Katja Lembke: Ja, ich bin natürlich sicher, denn ansonsten hätten wir uns gar nicht entschlossen, eine solche Partnerschaft hier mit Kairo einzugehen. Die Sache ist ja so, dass wir eine große Ausstellung planen im nächsten Jahr, und zu dieser Ausstellung uns 16 Objekte aus Kairo zur Verfügung gestellt werden, und nach Abschluss der Ausstellung wird dann ein Teil nach Kairo gehen. Und auf diese Weise geht es also auch nicht um eine einzelne Statue, die Ägypten zur Verfügung gestellt wird für einen bestimmten Zeitraum, sondern es geht um eine Idee, um ein Gesamtkonzept.

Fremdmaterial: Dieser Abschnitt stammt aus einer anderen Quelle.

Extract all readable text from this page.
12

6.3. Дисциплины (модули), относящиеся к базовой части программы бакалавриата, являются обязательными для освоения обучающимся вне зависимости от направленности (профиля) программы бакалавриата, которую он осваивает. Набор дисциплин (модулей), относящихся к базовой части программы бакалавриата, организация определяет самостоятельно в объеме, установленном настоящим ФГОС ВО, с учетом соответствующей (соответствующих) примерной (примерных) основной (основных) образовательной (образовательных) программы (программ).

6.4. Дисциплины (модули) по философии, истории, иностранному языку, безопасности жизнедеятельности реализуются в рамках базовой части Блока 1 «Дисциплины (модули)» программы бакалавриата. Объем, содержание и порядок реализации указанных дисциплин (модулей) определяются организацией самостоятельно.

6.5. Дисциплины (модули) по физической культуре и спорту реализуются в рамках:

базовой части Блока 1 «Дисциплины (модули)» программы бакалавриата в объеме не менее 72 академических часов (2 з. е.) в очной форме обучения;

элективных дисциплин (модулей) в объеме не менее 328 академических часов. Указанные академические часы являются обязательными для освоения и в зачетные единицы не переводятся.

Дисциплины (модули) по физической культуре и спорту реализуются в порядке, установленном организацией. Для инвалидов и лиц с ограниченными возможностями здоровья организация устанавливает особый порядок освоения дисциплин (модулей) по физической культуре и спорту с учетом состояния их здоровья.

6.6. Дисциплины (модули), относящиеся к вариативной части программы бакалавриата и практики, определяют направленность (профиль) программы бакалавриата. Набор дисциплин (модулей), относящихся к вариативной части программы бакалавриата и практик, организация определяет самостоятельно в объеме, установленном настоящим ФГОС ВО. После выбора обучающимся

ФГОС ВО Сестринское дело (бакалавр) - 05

Meyer: Und was sagt die ägyptische Seite zu diesem gemeinsamen Projekt?

Lembke: Die ägyptische Seite ist sehr, sehr unterstützend und förderlich. Ich habe von Wafaa El Saddik einen Letter of Intent bekommen, in dem sie sich schon bereiterklärt hat, die 16 Objekte nach Deutschland zu leihen.

Meyer: Das war die Direktorin des Ägyptischen Museums in Kairo?

Lembke: Das ist die Direktorin des Ägyptischen Museums in Kairo, mit der wir hervorragend zusammenarbeiten, und sie ist sehr an diesem Austausch interessiert und möchte gerade auch die Partnerschaft mit Deutschland pflegen. Und das freut uns nun ganz besonders, dass wir jetzt hier diesen Anfang setzen können.

Meyer: In Sachen Nofretete gab es ja eben immer wieder die Rückgabeforderung. Gab es in Bezug auf die Schätze, die Sie haben, gab es da nie Rückgabeforderungen?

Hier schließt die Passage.